# The Death of a Star

Second Authors: Nathan, Lauren

Introduction
We know how stars are formed to a certain extent and that while they are on the main sequence, they are supported by hydrostatic equilibrium. However, when a star moves off the main sequence and can no longer support itself, what happens? We assume that at this point, the core of the sun has converted all of its mass to energy and is now undergoing gravitational collapse.

Methods
We know that the Sun generates energy throughout its lifetime at a rate of:

$L_{\odot }=4 \times 10^{33} erg/s$

Assuming that the sun uses up the entire mass of its core (10% of a solar mass) as it undergoes fusion, and converts energy with 0.7% efficiency, we can determine the total energy it produces in its lifetime with

$E=0.007\Delta mc^{2}=0.007\left ( 2 \times 10^{32}g \right )\left ( 9 \times 10^{20} cm^{2}/s^{2} \right )=1.26 \times 10^{51} ergs$

Dividing this number by the rate of energy production, we can determine the time it takes for the Sun to use all of its mass available for fusion.

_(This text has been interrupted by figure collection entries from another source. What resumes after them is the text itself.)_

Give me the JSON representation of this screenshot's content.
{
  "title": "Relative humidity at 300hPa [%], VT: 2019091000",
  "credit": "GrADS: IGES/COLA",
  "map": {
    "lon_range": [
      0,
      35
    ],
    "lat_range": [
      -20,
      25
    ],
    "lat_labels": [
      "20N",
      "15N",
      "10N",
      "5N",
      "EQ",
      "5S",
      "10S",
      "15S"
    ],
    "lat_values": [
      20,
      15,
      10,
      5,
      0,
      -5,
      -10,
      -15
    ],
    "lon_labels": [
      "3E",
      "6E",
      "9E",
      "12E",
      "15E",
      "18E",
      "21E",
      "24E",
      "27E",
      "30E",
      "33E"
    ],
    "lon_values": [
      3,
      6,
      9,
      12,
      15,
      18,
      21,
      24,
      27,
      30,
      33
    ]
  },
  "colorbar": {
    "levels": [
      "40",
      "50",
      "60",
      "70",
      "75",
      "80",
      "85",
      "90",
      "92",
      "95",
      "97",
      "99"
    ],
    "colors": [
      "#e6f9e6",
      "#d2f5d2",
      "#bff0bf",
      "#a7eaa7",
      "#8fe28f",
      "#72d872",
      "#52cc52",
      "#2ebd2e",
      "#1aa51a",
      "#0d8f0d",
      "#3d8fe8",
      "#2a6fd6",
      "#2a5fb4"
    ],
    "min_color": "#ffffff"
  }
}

This time is

$\frac{1.26 \times 10^{51} ergs}{4 \times 10^{33} ergs/s}=3.15 \times 10^{17}s=9.99 \times 10^{9} years$

Now we know the core will collapse, but it won't collapse indefinitely.  We find that the core collapses to the point that the interparticle spacing is on the order of the De Broglie wavelength.  Since it is easy to see that electrons have greater momentum compared to protons of equal energy, electrons are the first to reach this critical density.  We can calculate this using the equations:

$\newline E=\frac{1}{2}m_{e}v^{2}\newline \newline v=\sqrt{\frac{2E}{m_{e}}}\newline \newline \lambda=\frac{h}{mv}=\frac{h}{\sqrt{2Em_{e}}}, \: E = kT$

It is easy to tell that we have one molecule per cubic lambda.  So we have:

$N=\left ( \frac{\sqrt{2m_{e}kT}}{h} \right )^{3}$

The actual value is 8 times this, for reasons I can't remember, but Nathan tells me Professor Johnson said the factor of 8 was okay to include in our calculations.  So multiplying this by the mass of a hydrogen atom and using T = the temperature of the sun's core, we get density

$\rho = 8\frac{(2m_{e}kT)^{\frac{3}{2}}}{h^{3}}m_{H}\approx 360 \; g/cm^{3}$

Which is more than twice the current maximum density of the sun's core.

Conclusions
We find that by converting 0.7% of the mass of the sun's core into energy, the sun's lifetime is roughly 10 billion years, which agrees with what scientists have predicted.  The density of the core after collapse will also be far greater than the current density of the sun's core, which is reasonable or it would not be able to support the sun post-collapse.

## One Response to The Death of a Star

1. Nice writeup.

The factor of 8 comes from the fact that degeneracy sets in for interparticle separations of lambda/2, not at lambda.

For your LaTeX coding, use {\rm text} if "text" is to appear as regular font, as in expressing units. Instead of "x" use \times for multiplication.